That $5bn is a sunk cost, and Arianespace should be, within reason, able to deliver as many of them as ESA wants. My point is that it's not clear that ESA actually has a huge problem here; an Ariane 6 launch would appear to cost them similar to or less than a Falcon 9 launch does NASA (never mind a Falcon 9 Heavy, for which NASA pays about 200 million a shot; the bigger Ariane 6 variant sits somewhere between the two in role). This is a change from Ariane 5, which really was far more expensive (almost twice the cost).
It's just totally nonsensical to talk about price when Falcon 9 has no competition on price. SpaceX is rationally going to charge the highest price customers will pay. If a launch costs them $20m but no one else can do comparable kg-to-orbit priced lower than $80m (at much lower volume of launches), they will charge $70-80m.
should be, within reason, able to deliver as many of them as ESA wants
Where "within reason" means 1-2% of launches Falcon 9 can do.

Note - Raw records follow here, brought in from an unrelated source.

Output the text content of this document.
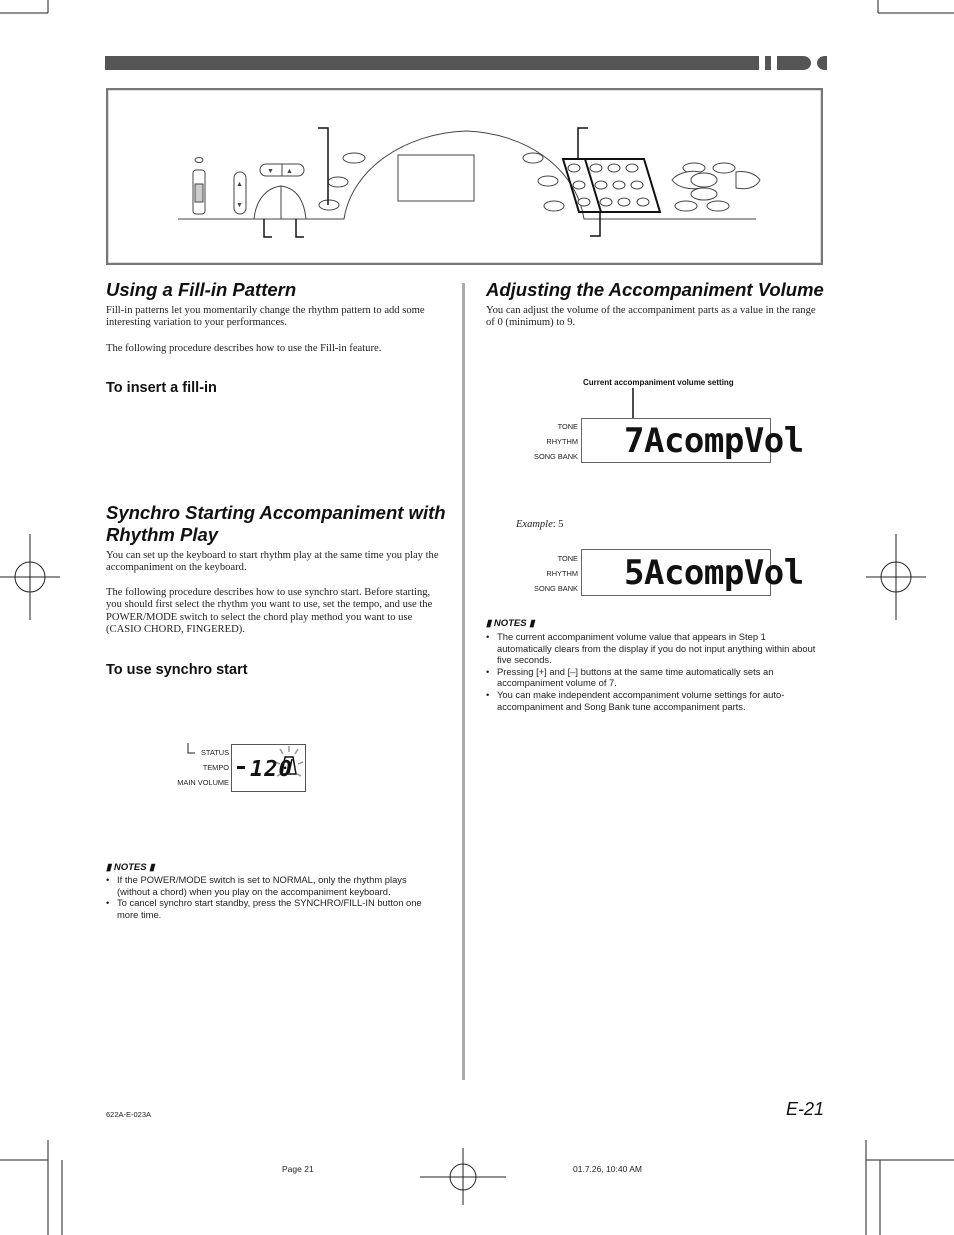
▲
▼
▼ ▲
Using a Fill-in Pattern

Fill-in patterns let you momentarily change the rhythm pattern to add some interesting variation to your performances.

The following procedure describes how to use the Fill-in feature.

To insert a fill-in
Synchro Starting Accompaniment with
Rhythm Play

You can set up the keyboard to start rhythm play at the same time you play the accompaniment on the keyboard.

The following procedure describes how to use synchro start. Before starting, you should first select the rhythm you want to use, set the tempo, and use the POWER/MODE switch to select the chord play method you want to use (CASIO CHORD, FINGERED).

To use synchro start
STATUS
TEMPO
MAIN VOLUME
120
▮ NOTES ▮
• If the POWER/MODE switch is set to NORMAL, only the rhythm plays (without a chord) when you play on the accompaniment keyboard.
• To cancel synchro start standby, press the SYNCHRO/FILL-IN button one more time.
Adjusting the Accompaniment Volume

You can adjust the volume of the accompaniment parts as a value in the range of 0 (minimum) to 9.

Current accompaniment volume setting
TONE
RHYTHM
SONG BANK 7AcompVol
Example: 5
TONE
RHYTHM
SONG BANK 5AcompVol
▮ NOTES ▮
• The current accompaniment volume value that appears in Step 1 automatically clears from the display if you do not input anything within about five seconds.
• Pressing [+] and [–] buttons at the same time automatically sets an accompaniment volume of 7.
• You can make independent accompaniment volume settings for auto-accompaniment and Song Bank tune accompaniment parts.
622A-E-023A	E-21
Page 21	01.7.26, 10:40 AM
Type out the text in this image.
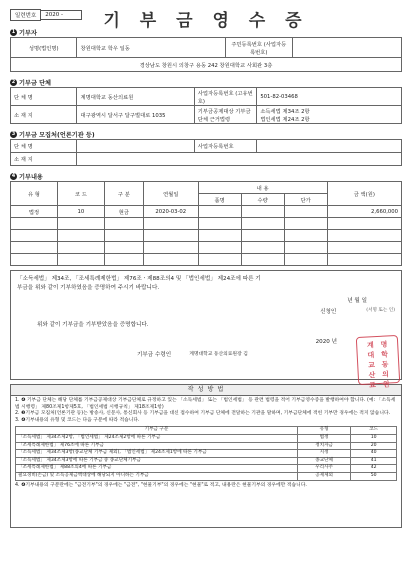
일련번호	2020 -	기 부 금 영 수 증
1 기부자
성명(법인명)	창원대학교 학우 일동	주민등록번호 (사업자등록번호)	
경상남도 창원시 의창구 용동 242 창원대학교 사회관 3층
2 기부금 단체
단 체 명	계명대학교 동산의료원	사업자등록번호 (고유번호)	501-82-03468
소 재 지	대구광역시 달서구 달구벌대로 1035	기부금공제대상 기부금단체 근거법령	소득세법 제34조 2항
법인세법 제24조 2항
3 기부금 모집처(언론기관 등)
단 체 명		사업자등록번호	
소 재 지			
4 기부내용
유 형	코 드	구 분	연월일	내 용			금 액(원)
				품명	수량	단가	
법정	10	현금	2020-03-02				2,660,000

「소득세법」 제34조, 「조세특례제한법」 제76조ㆍ제88조의4 및 「법인세법」 제24조에 따른 기

부금을 위와 같이 기부하였음을 증명하여 주시기 바랍니다.

년 월 일
신청인	(서명 또는 인)

위와 같이 기부금을 기부받았음을 증명합니다.

2020 년
기부금 수령인	계명대학교 동산의료원장 김
계 명
대 학
교 동
산 의
료 원
작 성 방 법

1. ❹ 기부금 단체는 해당 단체를 기부금공제대상 기부금단체로 규정하고 있는 「소득세법」 또는 「법인세법」 등 관련 법령을 적어 기부금영수증을 발행하여야 합니다. (예: 「소득세법 시행령」 제80조제1항제5호, 「법인세법 시행규칙」 제18조제1항)

2. ❸기부금 모집처(언론기관 등)는 방송사, 신문사, 통신회사 등 기부금을 대신 접수하여 기부금 단체에 전달하는 기관을 말하며, 기부금단체에 적힌 기부만 경우에는 적지 않습니다.

3. ❹기부내용의 유형 및 코드는 다음 구분에 따라 적습니다.

기부금 구분	유형	코드
「소득세법」 제34조제2항, 「법인세법」 제24조제2항에 따른 기부금	법정	10
「조세특례제한법」 제76조에 따른 기부금	정치자금	20
「소득세법」 제34조제3항(종교단체 기부금 제외), 「법인세법」 제24조제1항에 따른 기부금	지정	40
「소득세법」 제34조제3항에 따른 기부금 중 종교단체기부금	종교단체	41
「조세특례제한법」 제88조의4에 따른 기부금	우리사주	42
필요경비(손금) 및 소득공제금액대상에 해당되지 아니하는 기부금	공제제외	50

4. ❹기부내용의 구분란에는 "금전기부"의 경우에는 "금전", "현물기부"의 경우에는 "현물"로 적고, 내용란은 현물기부의 경우에만 적습니다.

Again, if Ariane 6 internal costs were $20m and they could do 150 launches/year, you would see actual competition and prices going down, and Jevons paradox with a lot of new launch demand.
As a _launch customer_, it doesn't _really_ matter to ESA what the underlying cost is, only what they are _charged_. For the time being, Ariane 6 isn't drastically more expensive than the list price for the competition, and is, as above, _cheaper than the cost that other space agencies are actually paying for Falcon 9_.
If ESA was actually a commercial launch company, this would be different, but they're not. (Arianespace _is_, kind of, and _it_ should be far more concerned about this).
For practical purposes the number of Ariane 6 launches is gated by demand. Over the long term you'd probably expect it to be 5 to 10 per year, same as Ariane 5 used to be.
> For the time being, Ariane 6 isn't drastically more expensive than the list price for the competition
That's because SpaceX is soaking up its spare capacity with Starlink. I expect once that market is saturated SpaceX's launch prices will begin plummeting, as it seeks to maximise volume through market share.
More critically: SpaceX discounts for volume contracts. And it's the only launch company offering the kind of cadence populating a LEO constellation requires.
> "My point is that it's not clear that ESA actually has a huge problem here"
It's not about the ESA as a client and those bespoke science payloads; it's about (mass-produced) European satellite constellations, and similar high-volume, low-cost payloads.